Korban, berinisial AYP, meninggal dunia pada Selasa (25/3/2025) dan telah dimakamkan.
Pada awalnya, keluarga menduga AYP meninggal karena sakit.
Namun, setelah melihat foto-foto korban sebelum meninggal, mereka menemukan adanya luka lebam di sekujur tubuh bocah tersebut.
Kecurigaan semakin menguat ketika sang ibu, Pia, menyadari bahwa selama tiga hari sebelum kematiannya, korban berada dalam pengasuhan Zul Iqbal.
Merasa ada kejanggalan, Pia melaporkan kejadian ini ke Polrestabes Medan pada 27 Maret 2025.
Menindaklanjuti laporan tersebut, pihak kepolisian melakukan penyelidikan dengan memeriksa sejumlah saksi hingga akhirnya dilakukan ekshumasi pada Jumat (28/3/2025).

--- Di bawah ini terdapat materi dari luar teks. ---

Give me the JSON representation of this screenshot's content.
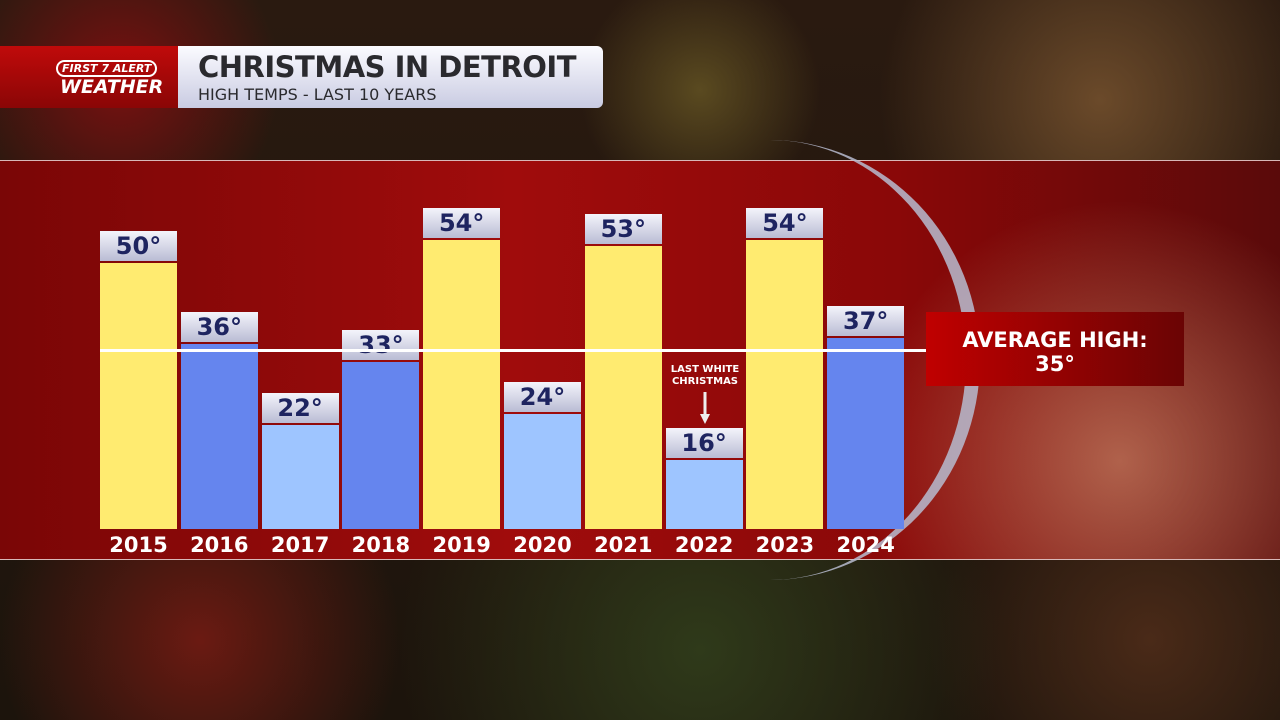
{
  "header": {
    "logo_line1": "FIRST 7 ALERT",
    "logo_line2": "WEATHER",
    "title": "CHRISTMAS IN DETROIT",
    "subtitle": "HIGH TEMPS - LAST 10 YEARS"
  },
  "colors": {
    "warm": "#FFEB70",
    "mid": "#6585EE",
    "cold": "#9EC5FF",
    "label_text": "#1E2460",
    "accent_red": "#C00000"
  },
  "chart_data": {
    "type": "bar",
    "title": "CHRISTMAS IN DETROIT",
    "subtitle": "HIGH TEMPS - LAST 10 YEARS",
    "categories": [
      "2015",
      "2016",
      "2017",
      "2018",
      "2019",
      "2020",
      "2021",
      "2022",
      "2023",
      "2024"
    ],
    "values": [
      50,
      36,
      22,
      33,
      54,
      24,
      53,
      16,
      54,
      37
    ],
    "data_labels": [
      "50°",
      "36°",
      "22°",
      "33°",
      "54°",
      "24°",
      "53°",
      "16°",
      "54°",
      "37°"
    ],
    "reference_line": {
      "value": 35,
      "label": "AVERAGE HIGH:",
      "value_label": "35°"
    },
    "annotations": [
      {
        "category": "2022",
        "text": "LAST WHITE CHRISTMAS"
      }
    ],
    "grid": false
  }
}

Kapolrestabes Medan, Kombes Gidion Arif Setyawan, dalam konferensi pers yang digelar pada Sabtu (29/3/2025), mengungkapkan bahwa hasil ekshumasi menunjukkan adanya tanda-tanda kekerasan berat pada tubuh korban.
"Korban mengalami luka memar di berbagai bagian tubuh, mulai dari dahi, kelopak mata, bibir, lengan, jari kaki, kaki, punggung, paha, hingga dada. Empedunya pecah dan terdapat kemerahan pada tenggorokan yang diduga akibat kekerasan," ujar Gidion.
Lebih mengerikan lagi, polisi mengungkapkan bahwa pelaku diduga menggantung korban menggunakan handuk dari kamar mandi hingga kaki korban tidak menyentuh lantai.
Hal tersebut menyebabkan tulang leher bocah malang itu patah.